The Importance of Messaging in Lead Generation
We caught up with Peep Laja - CEO of Wynter, to find out how to nail product messaging. We also dove deep into how messaging can be applied to your lead generation to dramatically boost your performance.
This week, we caught up with Peep Laja - CEO of Wynter, to find out how to nail product messaging. We also dove deep into how messaging can be applied to your lead generation to dramatically boost your performance.
As always, we tried to get you the info you need to transform your lead gen and skyrocket your results.
- What can we learn from the B2B world that we can apply * when speaking directly to consumers?
- What are the key things to look for when putting together messaging? Are there certain tricks you use each time… or does it depend on the business?
- What do you think is more important for split-testing… images or copy?
- What are biggest mistakes marketers make when it comes to messaging?
Check out the full conversation by subscribing to the B2C Lead Generation Podcast.
What are the key things to look for when analysing messaging?

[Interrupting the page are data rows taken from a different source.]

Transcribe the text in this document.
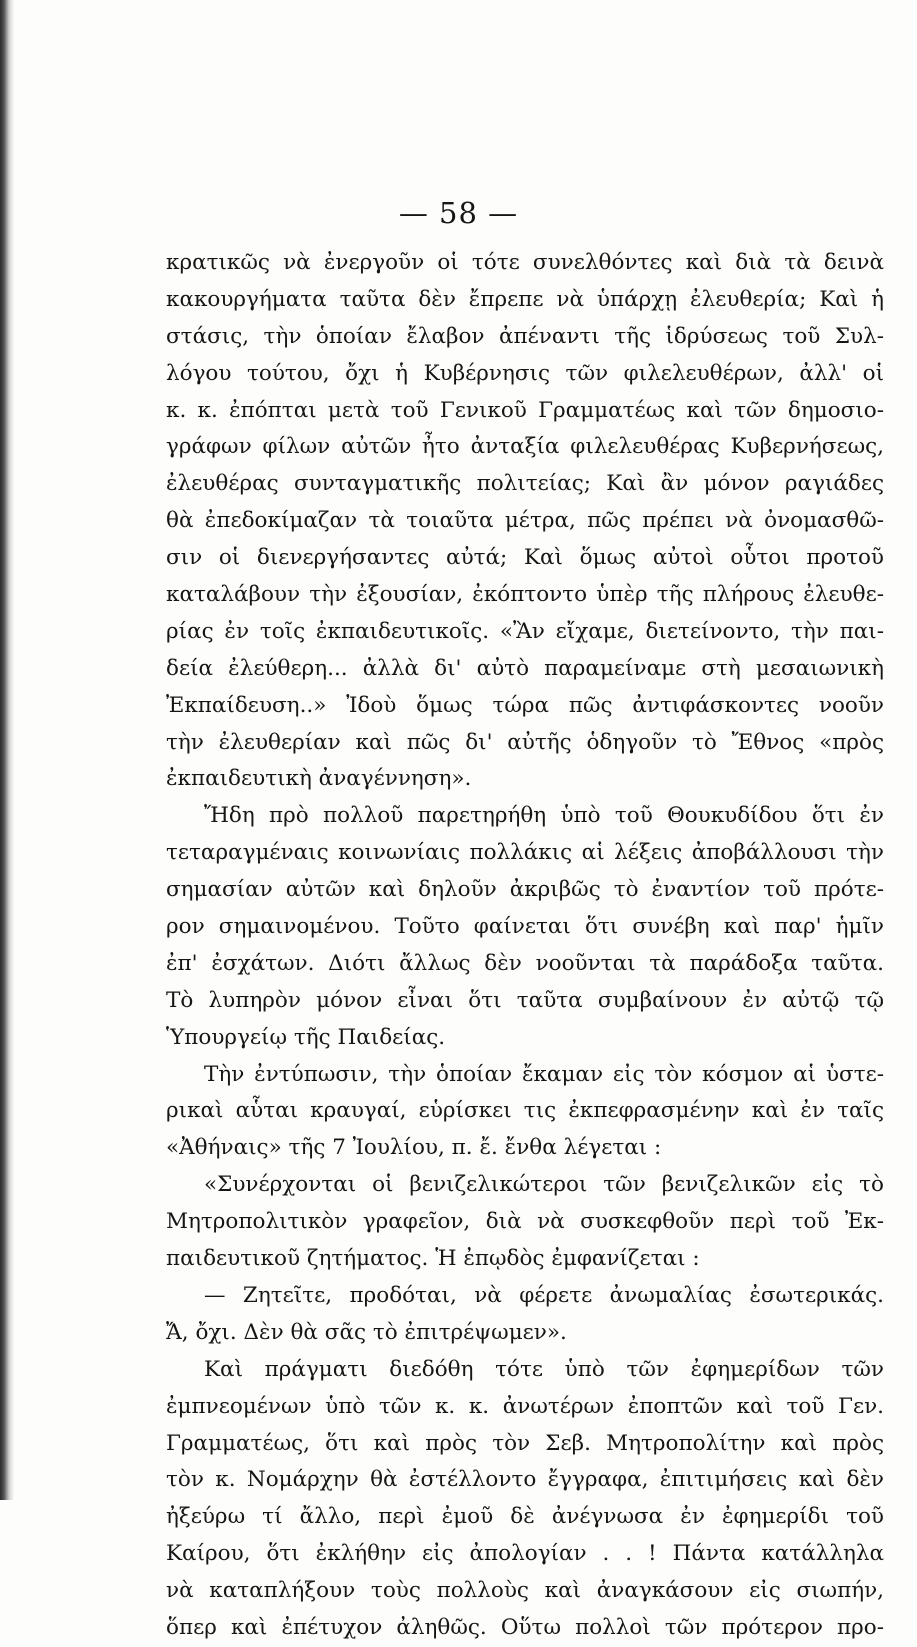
— 58 —
κρατικῶς νὰ ἐνεργοῦν οἱ τότε συνελθόντες καὶ διὰ τὰ δεινὰ
κακουργήματα ταῦτα δὲν ἔπρεπε νὰ ὑπάρχῃ ἐλευθερία; Καὶ ἡ
στάσις, τὴν ὁποίαν ἔλαβον ἀπέναντι τῆς ἱδρύσεως τοῦ Συλ-
λόγου τούτου, ὄχι ἡ Κυβέρνησις τῶν φιλελευθέρων, ἀλλ' οἱ
κ. κ. ἐπόπται μετὰ τοῦ Γενικοῦ Γραμματέως καὶ τῶν δημοσιο-
γράφων φίλων αὐτῶν ἦτο ἀνταξία φιλελευθέρας Κυβερνήσεως,
ἐλευθέρας συνταγματικῆς πολιτείας; Καὶ ἂν μόνον ραγιάδες
θὰ ἐπεδοκίμαζαν τὰ τοιαῦτα μέτρα, πῶς πρέπει νὰ ὀνομασθῶ-
σιν οἱ διενεργήσαντες αὐτά; Καὶ ὅμως αὐτοὶ οὗτοι προτοῦ
καταλάβουν τὴν ἐξουσίαν, ἐκόπτοντο ὑπὲρ τῆς πλήρους ἐλευθε-
ρίας ἐν τοῖς ἐκπαιδευτικοῖς. «Ἂν εἴχαμε, διετείνοντο, τὴν παι-
δεία ἐλεύθερη... ἀλλὰ δι' αὐτὸ παραμείναμε στὴ μεσαιωνικὴ
Ἐκπαίδευση..» Ἰδοὺ ὅμως τώρα πῶς ἀντιφάσκοντες νοοῦν
τὴν ἐλευθερίαν καὶ πῶς δι' αὐτῆς ὁδηγοῦν τὸ Ἔθνος «πρὸς
ἐκπαιδευτικὴ ἀναγέννηση».
Ἤδη πρὸ πολλοῦ παρετηρήθη ὑπὸ τοῦ Θουκυδίδου ὅτι ἐν
τεταραγμέναις κοινωνίαις πολλάκις αἱ λέξεις ἀποβάλλουσι τὴν
σημασίαν αὐτῶν καὶ δηλοῦν ἀκριβῶς τὸ ἐναντίον τοῦ πρότε-
ρον σημαινομένου. Τοῦτο φαίνεται ὅτι συνέβη καὶ παρ' ἡμῖν
ἐπ' ἐσχάτων. Διότι ἄλλως δὲν νοοῦνται τὰ παράδοξα ταῦτα.
Τὸ λυπηρὸν μόνον εἶναι ὅτι ταῦτα συμβαίνουν ἐν αὐτῷ τῷ
Ὑπουργείῳ τῆς Παιδείας.
Τὴν ἐντύπωσιν, τὴν ὁποίαν ἔκαμαν εἰς τὸν κόσμον αἱ ὑστε-
ρικαὶ αὗται κραυγαί, εὑρίσκει τις ἐκπεφρασμένην καὶ ἐν ταῖς
«Ἀθήναις» τῆς 7 Ἰουλίου, π. ἔ. ἔνθα λέγεται :
«Συνέρχονται οἱ βενιζελικώτεροι τῶν βενιζελικῶν εἰς τὸ
Μητροπολιτικὸν γραφεῖον, διὰ νὰ συσκεφθοῦν περὶ τοῦ Ἐκ-
παιδευτικοῦ ζητήματος. Ἡ ἐπῳδὸς ἐμφανίζεται :
— Ζητεῖτε, προδόται, νὰ φέρετε ἀνωμαλίας ἐσωτερικάς.
Ἄ, ὄχι. Δὲν θὰ σᾶς τὸ ἐπιτρέψωμεν».
Καὶ πράγματι διεδόθη τότε ὑπὸ τῶν ἐφημερίδων τῶν
ἐμπνεομένων ὑπὸ τῶν κ. κ. ἀνωτέρων ἐποπτῶν καὶ τοῦ Γεν.
Γραμματέως, ὅτι καὶ πρὸς τὸν Σεβ. Μητροπολίτην καὶ πρὸς
τὸν κ. Νομάρχην θὰ ἐστέλλοντο ἔγγραφα, ἐπιτιμήσεις καὶ δὲν
ἠξεύρω τί ἄλλο, περὶ ἐμοῦ δὲ ἀνέγνωσα ἐν ἐφημερίδι τοῦ
Καίρου, ὅτι ἐκλήθην εἰς ἀπολογίαν . . ! Πάντα κατάλληλα
νὰ καταπλήξουν τοὺς πολλοὺς καὶ ἀναγκάσουν εἰς σιωπήν,
ὅπερ καὶ ἐπέτυχον ἀληθῶς. Οὕτω πολλοὶ τῶν πρότερον προ-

Peep Laja: It’s universal. What makes effective messaging? The number one thing is always clarity. Do I understand it? And if I don’t understand it I’m certainly not going to buy it. So it needs to be clear.
Sometimes the product is obvious. If you’re selling pants… okay it’s pants. I don’t need a lot of explanation here. But as we get into more expensive and complicated things you need more copy. You need more room to explain it. And so the clarity of copy is number one.

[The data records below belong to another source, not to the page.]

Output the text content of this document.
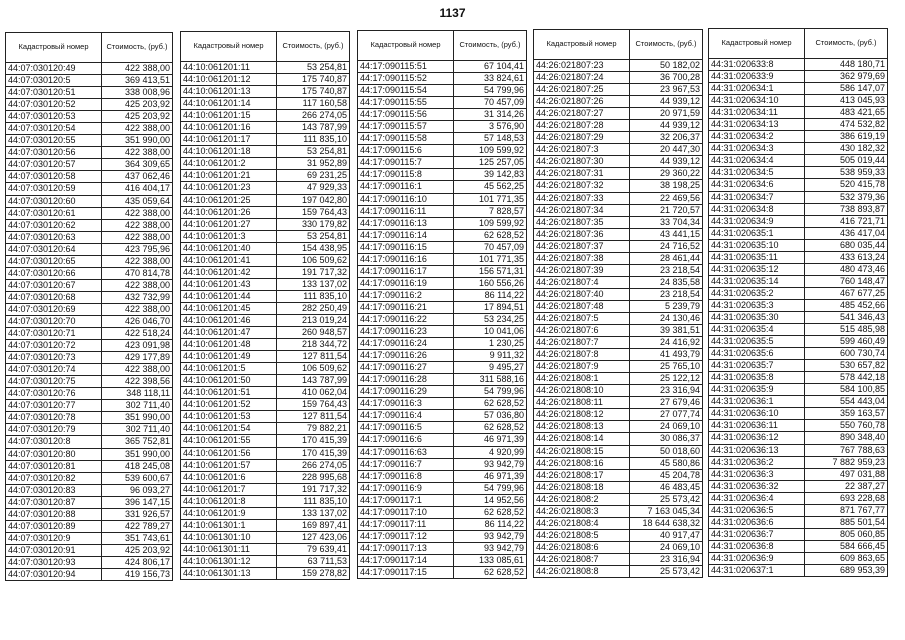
1137
Кадастровый номер	Стоимость, (руб.)
44:07:030120:49	422 388,00
44:07:030120:5	369 413,51
44:07:030120:51	338 008,96
44:07:030120:52	425 203,92
44:07:030120:53	425 203,92
44:07:030120:54	422 388,00
44:07:030120:55	351 990,00
44:07:030120:56	422 388,00
44:07:030120:57	364 309,65
44:07:030120:58	437 062,46
44:07:030120:59	416 404,17
44:07:030120:60	435 059,64
44:07:030120:61	422 388,00
44:07:030120:62	422 388,00
44:07:030120:63	422 388,00
44:07:030120:64	423 795,96
44:07:030120:65	422 388,00
44:07:030120:66	470 814,78
44:07:030120:67	422 388,00
44:07:030120:68	432 732,99
44:07:030120:69	422 388,00
44:07:030120:70	426 046,70
44:07:030120:71	422 518,24
44:07:030120:72	423 091,98
44:07:030120:73	429 177,89
44:07:030120:74	422 388,00
44:07:030120:75	422 398,56
44:07:030120:76	348 118,11
44:07:030120:77	302 711,40
44:07:030120:78	351 990,00
44:07:030120:79	302 711,40
44:07:030120:8	365 752,81
44:07:030120:80	351 990,00
44:07:030120:81	418 245,08
44:07:030120:82	539 600,67
44:07:030120:83	96 093,27
44:07:030120:87	396 147,15
44:07:030120:88	331 926,57
44:07:030120:89	422 789,27
44:07:030120:9	351 743,61
44:07:030120:91	425 203,92
44:07:030120:93	424 806,17
44:07:030120:94	419 156,73
Кадастровый номер	Стоимость, (руб.)
44:10:061201:11	53 254,81
44:10:061201:12	175 740,87
44:10:061201:13	175 740,87
44:10:061201:14	117 160,58
44:10:061201:15	266 274,05
44:10:061201:16	143 787,99
44:10:061201:17	111 835,10
44:10:061201:18	53 254,81
44:10:061201:2	31 952,89
44:10:061201:21	69 231,25
44:10:061201:23	47 929,33
44:10:061201:25	197 042,80
44:10:061201:26	159 764,43
44:10:061201:27	330 179,82
44:10:061201:3	53 254,81
44:10:061201:40	154 438,95
44:10:061201:41	106 509,62
44:10:061201:42	191 717,32
44:10:061201:43	133 137,02
44:10:061201:44	111 835,10
44:10:061201:45	282 250,49
44:10:061201:46	213 019,24
44:10:061201:47	260 948,57
44:10:061201:48	218 344,72
44:10:061201:49	127 811,54
44:10:061201:5	106 509,62
44:10:061201:50	143 787,99
44:10:061201:51	410 062,04
44:10:061201:52	159 764,43
44:10:061201:53	127 811,54
44:10:061201:54	79 882,21
44:10:061201:55	170 415,39
44:10:061201:56	170 415,39
44:10:061201:57	266 274,05
44:10:061201:6	228 995,68
44:10:061201:7	191 717,32
44:10:061201:8	111 835,10
44:10:061201:9	133 137,02
44:10:061301:1	169 897,41
44:10:061301:10	127 423,06
44:10:061301:11	79 639,41
44:10:061301:12	63 711,53
44:10:061301:13	159 278,82
Кадастровый номер	Стоимость, (руб.)
44:17:090115:51	67 104,41
44:17:090115:52	33 824,61
44:17:090115:54	54 799,96
44:17:090115:55	70 457,09
44:17:090115:56	31 314,26
44:17:090115:57	3 576,90
44:17:090115:58	57 148,53
44:17:090115:6	109 599,92
44:17:090115:7	125 257,05
44:17:090115:8	39 142,83
44:17:090116:1	45 562,25
44:17:090116:10	101 771,35
44:17:090116:11	7 828,57
44:17:090116:13	109 599,92
44:17:090116:14	62 628,52
44:17:090116:15	70 457,09
44:17:090116:16	101 771,35
44:17:090116:17	156 571,31
44:17:090116:19	160 556,26
44:17:090116:2	86 114,22
44:17:090116:21	17 894,51
44:17:090116:22	53 234,25
44:17:090116:23	10 041,06
44:17:090116:24	1 230,25
44:17:090116:26	9 911,32
44:17:090116:27	9 495,27
44:17:090116:28	311 588,16
44:17:090116:29	54 799,96
44:17:090116:3	62 628,52
44:17:090116:4	57 036,80
44:17:090116:5	62 628,52
44:17:090116:6	46 971,39
44:17:090116:63	4 920,99
44:17:090116:7	93 942,79
44:17:090116:8	46 971,39
44:17:090116:9	54 799,96
44:17:090117:1	14 952,56
44:17:090117:10	62 628,52
44:17:090117:11	86 114,22
44:17:090117:12	93 942,79
44:17:090117:13	93 942,79
44:17:090117:14	133 085,61
44:17:090117:15	62 628,52
Кадастровый номер	Стоимость, (руб.)
44:26:021807:23	50 182,02
44:26:021807:24	36 700,28
44:26:021807:25	23 967,53
44:26:021807:26	44 939,12
44:26:021807:27	20 971,59
44:26:021807:28	44 939,12
44:26:021807:29	32 206,37
44:26:021807:3	20 447,30
44:26:021807:30	44 939,12
44:26:021807:31	29 360,22
44:26:021807:32	38 198,25
44:26:021807:33	22 469,56
44:26:021807:34	21 720,57
44:26:021807:35	33 704,34
44:26:021807:36	43 441,15
44:26:021807:37	24 716,52
44:26:021807:38	28 461,44
44:26:021807:39	23 218,54
44:26:021807:4	24 835,58
44:26:021807:40	23 218,54
44:26:021807:48	5 239,79
44:26:021807:5	24 130,46
44:26:021807:6	39 381,51
44:26:021807:7	24 416,92
44:26:021807:8	41 493,79
44:26:021807:9	25 765,10
44:26:021808:1	25 122,12
44:26:021808:10	23 316,94
44:26:021808:11	27 679,46
44:26:021808:12	27 077,74
44:26:021808:13	24 069,10
44:26:021808:14	30 086,37
44:26:021808:15	50 018,60
44:26:021808:16	45 580,86
44:26:021808:17	45 204,78
44:26:021808:18	46 483,45
44:26:021808:2	25 573,42
44:26:021808:3	7 163 045,34
44:26:021808:4	18 644 638,32
44:26:021808:5	40 917,47
44:26:021808:6	24 069,10
44:26:021808:7	23 316,94
44:26:021808:8	25 573,42
Кадастровый номер	Стоимость, (руб.)
44:31:020633:8	448 180,71
44:31:020633:9	362 979,69
44:31:020634:1	586 147,07
44:31:020634:10	413 045,93
44:31:020634:11	483 421,65
44:31:020634:13	474 532,82
44:31:020634:2	386 619,19
44:31:020634:3	430 182,32
44:31:020634:4	505 019,44
44:31:020634:5	538 959,33
44:31:020634:6	520 415,78
44:31:020634:7	532 379,36
44:31:020634:8	738 893,87
44:31:020634:9	416 721,71
44:31:020635:1	436 417,04
44:31:020635:10	680 035,44
44:31:020635:11	433 613,24
44:31:020635:12	480 473,46
44:31:020635:14	760 148,47
44:31:020635:2	467 677,25
44:31:020635:3	485 452,66
44:31:020635:30	541 346,43
44:31:020635:4	515 485,98
44:31:020635:5	599 460,49
44:31:020635:6	600 730,74
44:31:020635:7	530 657,82
44:31:020635:8	578 442,18
44:31:020635:9	584 100,85
44:31:020636:1	554 443,04
44:31:020636:10	359 163,57
44:31:020636:11	550 760,78
44:31:020636:12	890 348,40
44:31:020636:13	767 788,63
44:31:020636:2	7 882 959,23
44:31:020636:3	497 031,88
44:31:020636:32	22 387,27
44:31:020636:4	693 228,68
44:31:020636:5	871 767,77
44:31:020636:6	885 501,54
44:31:020636:7	805 060,85
44:31:020636:8	584 666,45
44:31:020636:9	609 863,65
44:31:020637:1	689 953,39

The other factor is always “What’s in it for me?”
One customer we have (at Wynter) is Smart Goggles for Swimmers. You know, so basically like Google Glasses but it’s swim goggles. And they presented it in a way that was - Oh yeah, so it has electronic display, whatever gigahertz, other technical parameters.
People were like “But why do I want it? Why would I need smart swim goggles?”

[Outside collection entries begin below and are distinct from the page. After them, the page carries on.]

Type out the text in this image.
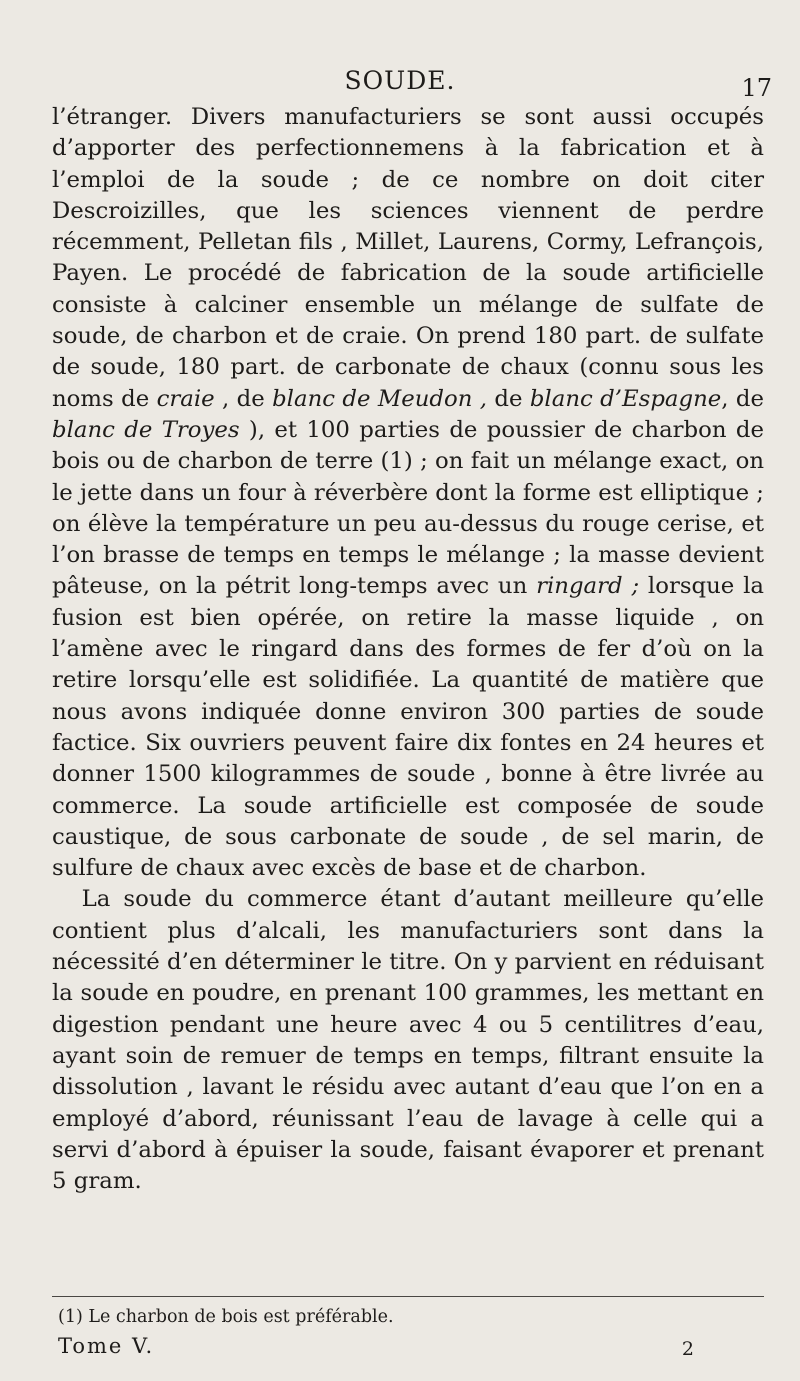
SOUDE.	17

l’étranger. Divers manufacturiers se sont aussi occupés d’apporter des perfectionnemens à la fabrication et à l’emploi de la soude ; de ce nombre on doit citer Descroizilles, que les sciences viennent de perdre récemment, Pelletan fils , Millet, Laurens, Cormy, Lefrançois, Payen. Le procédé de fabrication de la soude artificielle consiste à calciner ensemble un mélange de sulfate de soude, de charbon et de craie. On prend 180 part. de sulfate de soude, 180 part. de carbonate de chaux (connu sous les noms de craie , de blanc de Meudon , de blanc d’Espagne, de blanc de Troyes ), et 100 parties de poussier de charbon de bois ou de charbon de terre (1) ; on fait un mélange exact, on le jette dans un four à réverbère dont la forme est elliptique ; on élève la température un peu au-dessus du rouge cerise, et l’on brasse de temps en temps le mélange ; la masse devient pâteuse, on la pétrit long-temps avec un ringard ; lorsque la fusion est bien opérée, on retire la masse liquide , on l’amène avec le ringard dans des formes de fer d’où on la retire lorsqu’elle est solidifiée. La quantité de matière que nous avons indiquée donne environ 300 parties de soude factice. Six ouvriers peuvent faire dix fontes en 24 heures et donner 1500 kilogrammes de soude , bonne à être livrée au commerce. La soude artificielle est composée de soude caustique, de sous carbonate de soude , de sel marin, de sulfure de chaux avec excès de base et de charbon.

La soude du commerce étant d’autant meilleure qu’elle contient plus d’alcali, les manufacturiers sont dans la nécessité d’en déterminer le titre. On y parvient en réduisant la soude en poudre, en prenant 100 grammes, les mettant en digestion pendant une heure avec 4 ou 5 centilitres d’eau, ayant soin de remuer de temps en temps, filtrant ensuite la dissolution , lavant le résidu avec autant d’eau que l’on en a employé d’abord, réunissant l’eau de lavage à celle qui a servi d’abord à épuiser la soude, faisant évaporer et prenant 5 gram.

(1) Le charbon de bois est préférable.
Tome V.	2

Those two things, Clarity and the Why make up 80% of messaging.
When building landing pages we’ve found people tend to focus more on perfecting the images and page design and less on the copy. Do you find this?
Yeah, there might be a case where the imagery has a bigger impact, especially if they are visual products like if you’re selling clothing or any kind of accessory. The photos might do a lot of the selling, but obviously it depends on the price range.
If it’s impulse purchase price range I think photos will do the bulk of the selling. But as we’re nearing seven hundred dollar earrings or five thousand dollar watches, not an impulse purchase exactly, so once we get into that territory where the time to consider the purchase will increase it’s copy that will close the deal. Online, you don’t have sales people so copy is the sales person.
Are there any mistakes you see time and time again?
Yeah, besides lacking the clarity and the what’s in it for me, the things we’ve touched upon already, specifics versus superlatives. A lot of superlatives going out there like “We’re the best and we’re the fastest.”
Nobody believes that. It’s probably not true also. I mean might be true but I still don’t believe it.
If you go a web hosting landing page, and they say “We’re the fastest web host in the world” what is your gut reaction? It’s probably bullshit, yeah?
But if you say “On average our sites load in 300 milliseconds” your gut reaction is… oh that’s cool.
People’s bullshit detectors are very fine tuned because of all the bullshit that is our there online!
So that is something I see quite a bit. And then, length of copy. A lot of pages just don’t have enough of it. Obviously there is a fine balance between having too much and not enough, but the way I think about it is, if I’m your ideal customer and I read everything and I still have questions, you have failed me.
Your copy should be thorough enough that no question is unturned.
And then a mother huge issue is differentiation. A lot of companies talk about themselves as if they are they only ones doing what they’re doing.
“We send beautiful email newsletters.”
So does everybody else!
“We do lead generation.”
My cousin Vinnie does lead generation, come on man. You cannot state what you’re doing as if you’re the only one doing it. You need to find your differentiation.
So many companies don’t, and this is a horrible mistake.
But writing copy is difficult, right? It’s hard to not have the superlative but at the same time make you stand out?
Writing amazing copy is hard, but writing copy that does not suck is not hard. It’s pretty easy. You can checklist that stuff. 5 things that every piece of copy needs to have. Check the boxes and you’re done and it’s guaranteed to be above average. Yet online we so much horrible copy because people are not even covering basic things.